In this tutorial we use a medium sized-network for agents navigation. The chosen origin and destination points are specified in this file, and can be adjusted by users. In parallel, we define AV behaviors based on the agents’ reward formulation and implement their learning process using the TorchRL library.


Network Overview

In these notebooks, we utilize the Cologne network within our simulator, SUMO. As an initial baseline, we employ malicious AV behavior, where all AVs share the same reward, making it an ideal setup for algorithms designed to solve collaborative tasks.

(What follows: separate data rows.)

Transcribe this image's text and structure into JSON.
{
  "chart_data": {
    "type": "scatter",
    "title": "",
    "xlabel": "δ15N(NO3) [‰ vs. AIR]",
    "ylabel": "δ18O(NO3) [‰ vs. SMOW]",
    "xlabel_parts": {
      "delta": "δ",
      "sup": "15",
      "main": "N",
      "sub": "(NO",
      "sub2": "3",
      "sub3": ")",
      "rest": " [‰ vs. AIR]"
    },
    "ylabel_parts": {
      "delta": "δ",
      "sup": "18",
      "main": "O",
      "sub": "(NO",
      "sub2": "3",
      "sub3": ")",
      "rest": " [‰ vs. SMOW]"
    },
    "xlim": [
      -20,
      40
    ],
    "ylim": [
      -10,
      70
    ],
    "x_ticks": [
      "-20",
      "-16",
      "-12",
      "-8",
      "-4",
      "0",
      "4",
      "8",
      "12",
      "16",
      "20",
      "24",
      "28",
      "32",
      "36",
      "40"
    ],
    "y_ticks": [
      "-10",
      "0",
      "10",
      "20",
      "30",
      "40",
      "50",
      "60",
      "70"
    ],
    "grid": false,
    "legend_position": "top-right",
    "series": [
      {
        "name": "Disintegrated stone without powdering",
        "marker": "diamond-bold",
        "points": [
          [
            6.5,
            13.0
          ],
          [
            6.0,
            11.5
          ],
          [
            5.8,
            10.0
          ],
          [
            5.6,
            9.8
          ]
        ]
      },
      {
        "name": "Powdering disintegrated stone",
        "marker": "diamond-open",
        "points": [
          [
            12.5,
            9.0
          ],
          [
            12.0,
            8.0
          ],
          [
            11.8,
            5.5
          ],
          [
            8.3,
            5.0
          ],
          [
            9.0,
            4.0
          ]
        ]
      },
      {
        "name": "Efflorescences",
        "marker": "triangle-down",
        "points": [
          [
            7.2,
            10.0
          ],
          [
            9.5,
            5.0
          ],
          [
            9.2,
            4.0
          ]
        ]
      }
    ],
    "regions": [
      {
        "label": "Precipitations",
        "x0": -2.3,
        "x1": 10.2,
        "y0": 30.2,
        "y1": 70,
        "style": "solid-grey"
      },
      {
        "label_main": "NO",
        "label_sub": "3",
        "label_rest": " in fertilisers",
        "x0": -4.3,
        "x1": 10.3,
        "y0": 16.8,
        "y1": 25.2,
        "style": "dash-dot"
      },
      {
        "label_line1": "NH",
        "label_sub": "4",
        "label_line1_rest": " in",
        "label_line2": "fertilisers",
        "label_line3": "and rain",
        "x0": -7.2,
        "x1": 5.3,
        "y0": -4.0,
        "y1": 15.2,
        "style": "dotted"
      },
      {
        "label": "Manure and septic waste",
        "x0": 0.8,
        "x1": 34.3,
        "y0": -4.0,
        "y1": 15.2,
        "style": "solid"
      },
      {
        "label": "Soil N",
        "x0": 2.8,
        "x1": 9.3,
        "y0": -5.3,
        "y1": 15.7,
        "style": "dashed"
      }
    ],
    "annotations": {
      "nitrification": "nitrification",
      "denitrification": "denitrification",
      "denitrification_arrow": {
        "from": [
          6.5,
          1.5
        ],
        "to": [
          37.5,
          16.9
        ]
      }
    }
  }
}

Users can customize parameters for the TrafficEnvironment class by consulting the routerl/environment/params.json file. Based on its contents, they can create a dictionary with their preferred settings and pass it as an argument to the TrafficEnvironment class.

Included Tutorials:

  • VDN Tutorial. Uses Value Decomposition Networks (VDN) for decentralized MARL training.

  • QMIX Tutorial. Implements QMIX (QMIX), which leverages a mixing network with a monotonicity constraint.

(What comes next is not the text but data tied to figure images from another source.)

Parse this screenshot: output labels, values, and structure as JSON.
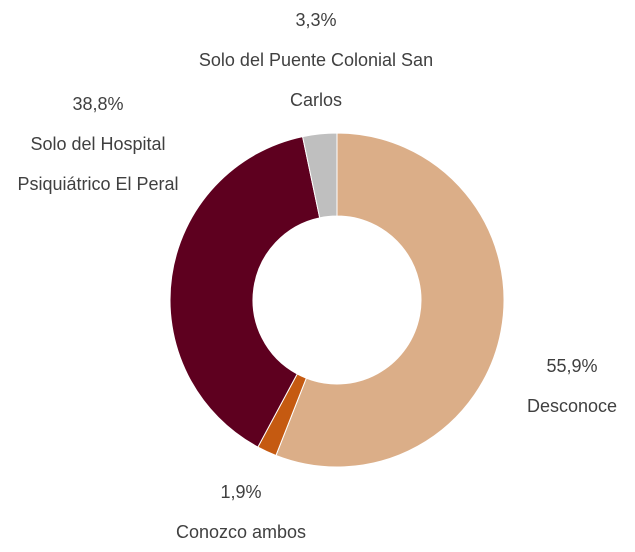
{
  "chart_data": {
    "type": "donut",
    "categories": [
      "Desconoce",
      "Conozco ambos",
      "Solo del Hospital Psiquiátrico El Peral",
      "Solo del Puente Colonial San Carlos"
    ],
    "values": [
      55.9,
      1.9,
      38.8,
      3.3
    ],
    "value_labels": [
      "55,9%",
      "1,9%",
      "38,8%",
      "3,3%"
    ],
    "colors": [
      "#dbae88",
      "#c55a11",
      "#5e001f",
      "#bfbfbf"
    ]
  }
}
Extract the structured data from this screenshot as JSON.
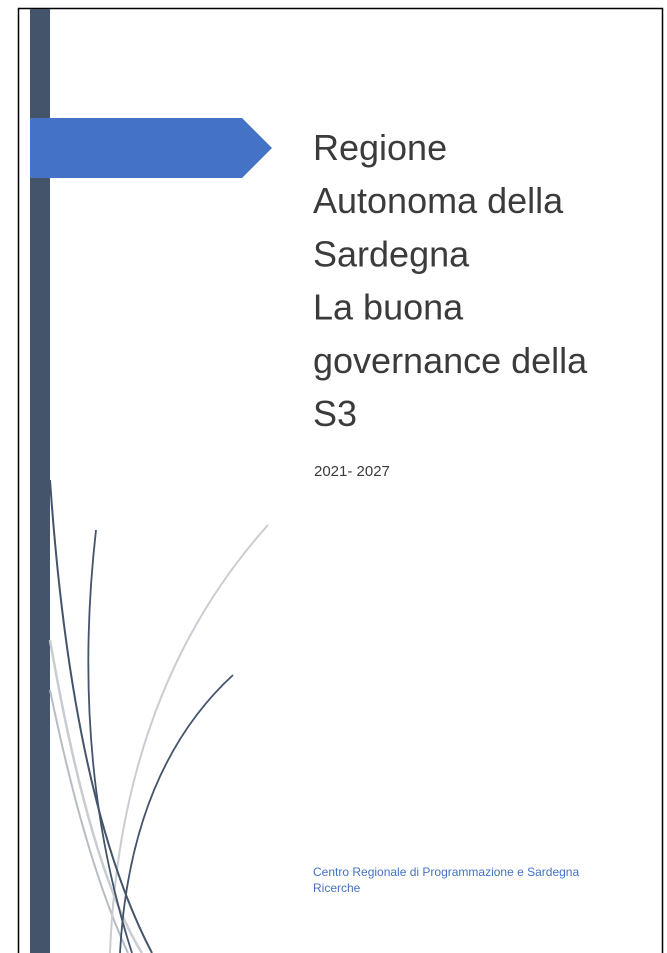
{
  "cover": {
    "title_lines": [
      "Regione",
      "Autonoma della",
      "Sardegna",
      "La buona",
      "governance della",
      "S3"
    ],
    "subtitle": "2021- 2027",
    "footer_lines": [
      "Centro Regionale di Programmazione e Sardegna",
      "Ricerche"
    ]
  }
}
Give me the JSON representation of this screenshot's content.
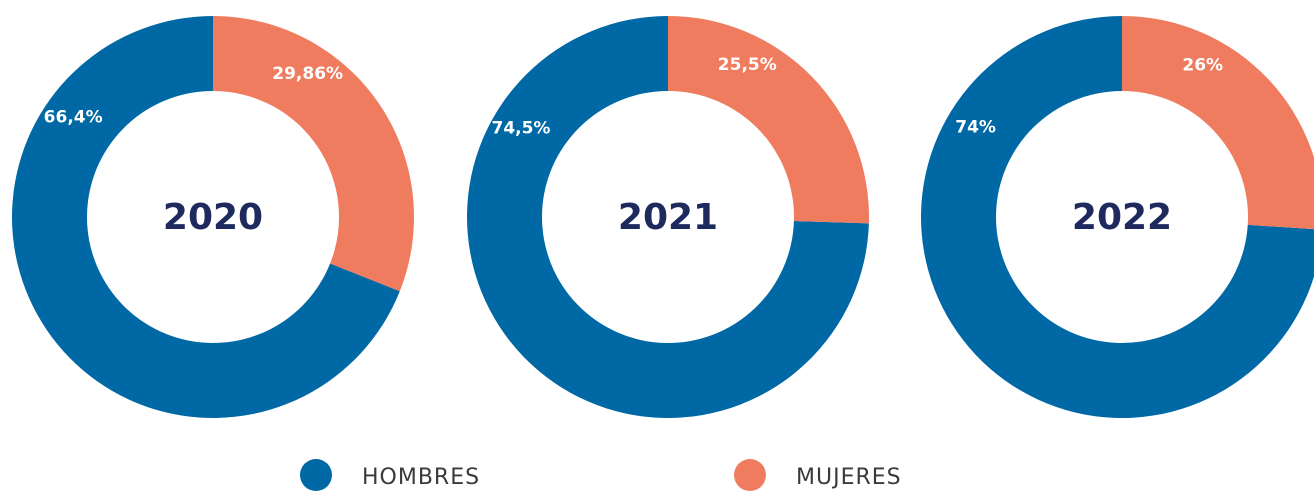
{
  "chart_data": [
    {
      "type": "pie",
      "title": "2020",
      "categories": [
        "HOMBRES",
        "MUJERES"
      ],
      "values": [
        66.4,
        29.86
      ],
      "value_labels": [
        "66,4%",
        "29,86%"
      ],
      "colors": [
        "#0068a5",
        "#f07c5f"
      ],
      "donut": true
    },
    {
      "type": "pie",
      "title": "2021",
      "categories": [
        "HOMBRES",
        "MUJERES"
      ],
      "values": [
        74.5,
        25.5
      ],
      "value_labels": [
        "74,5%",
        "25,5%"
      ],
      "colors": [
        "#0068a5",
        "#f07c5f"
      ],
      "donut": true
    },
    {
      "type": "pie",
      "title": "2022",
      "categories": [
        "HOMBRES",
        "MUJERES"
      ],
      "values": [
        74,
        26
      ],
      "value_labels": [
        "74%",
        "26%"
      ],
      "colors": [
        "#0068a5",
        "#f07c5f"
      ],
      "donut": true
    }
  ]
}
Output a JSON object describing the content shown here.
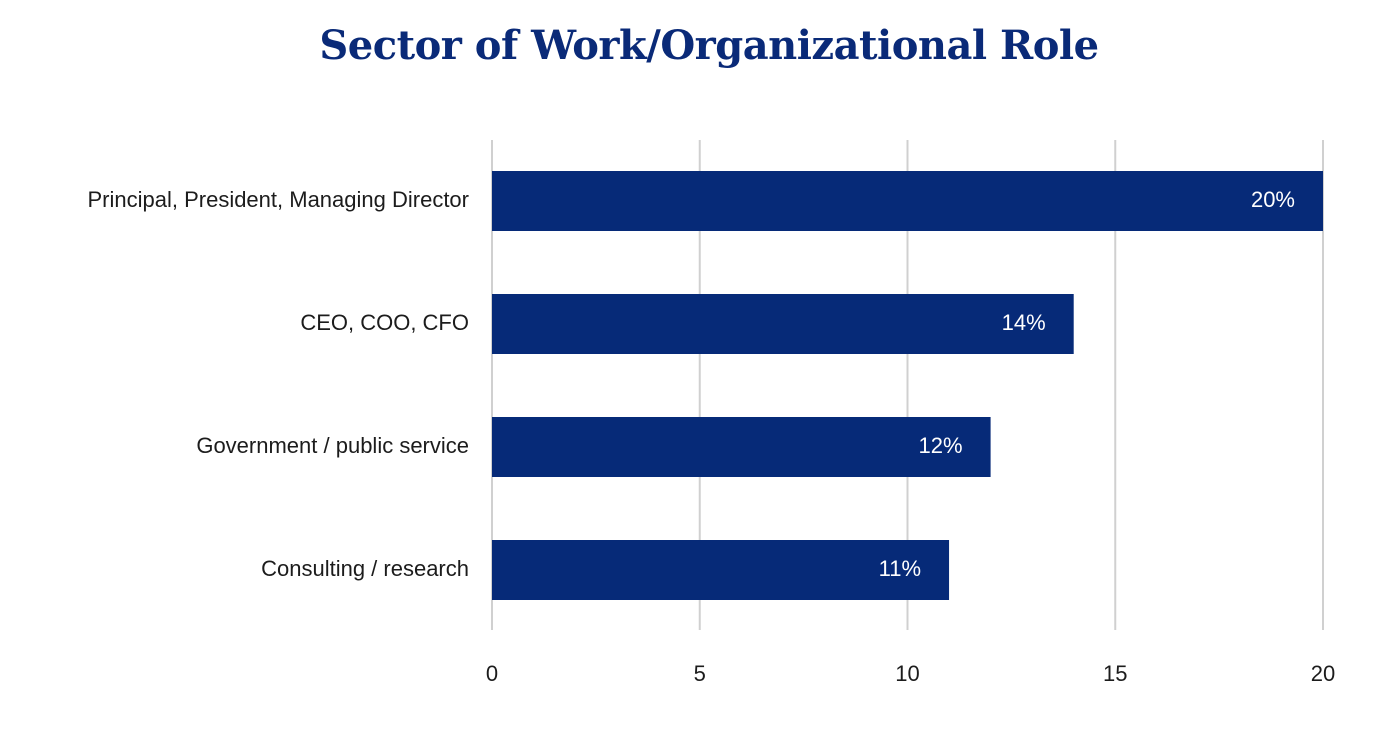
{
  "chart_data": {
    "type": "bar",
    "orientation": "horizontal",
    "title": "Sector of Work/Organizational Role",
    "categories": [
      "Principal, President, Managing Director",
      "CEO, COO, CFO",
      "Government / public service",
      "Consulting / research"
    ],
    "values": [
      20,
      14,
      12,
      11
    ],
    "data_labels": [
      "20%",
      "14%",
      "12%",
      "11%"
    ],
    "xlim": [
      0,
      20
    ],
    "xticks": [
      0,
      5,
      10,
      15,
      20
    ],
    "xlabel": "",
    "ylabel": "",
    "grid": true,
    "legend": "none",
    "bar_color": "#062a78",
    "title_color": "#0a2a78"
  }
}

  • MAPPO Tutorial. Uses Multi-Agent Proximal Policy Optimization (MAPPO), the multi-agent adaptation of PPO (PPO).


Cologne Network Visualization

Cologne network


Defining Automated Vehicles Behavior Through Reward Formulations

As described in the paper, the reward function enforces a selected behavior on the agent. For an agent k with behavioral parameters φₖ ∈ ℝ⁴, the reward is defined as:

\[ r_k = \varphi_{k1} \cdot T_{\text{own}, k} + \varphi_{k2} \cdot T_{\text{group}, k} + \varphi_{k3} \cdot T_{\text{other}, k} + \varphi_{k4} \cdot T_{\text{all}, k} \]

where Tₖ is a vector of travel time statistics provided to agent k, containing:

  • Own Travel Time (\(T_{\text{own}, k}\)): The amount of time the agent has spent in traffic.

  • Group Travel Time (\(T_{\text{group}, k}\)): The average travel time of agents in the same group (e.g., AVs for an AV agent).

  • Other Group Travel Time (\(T_{\text{other}, k}\)): The average travel time of agents in other groups (e.g., humans for an AV agent).

  • System-wide Travel Time (\(T_{\text{all}, k}\)): The average travel time of all agents in the traffic network.


Behavioral Strategies & Objective Weightings

Behavior

ϕ₁

ϕ₂

ϕ₃

ϕ₄

Interpretation

Altruistic

0

0

0

1

Minimize delay for everyone

Collaborative

0.5

0.5

0

0

Minimize delay for oneself and one’s own group

Competitive

2

0

-1

0

Minimize self-delay & maximize delay for others

Malicious

0

0

-1

0

Maximize delay for the other group

Selfish

1

0

0

0

Minimize delay for oneself

Social

0.5

0

0

0.5

Minimize delay for oneself & everyone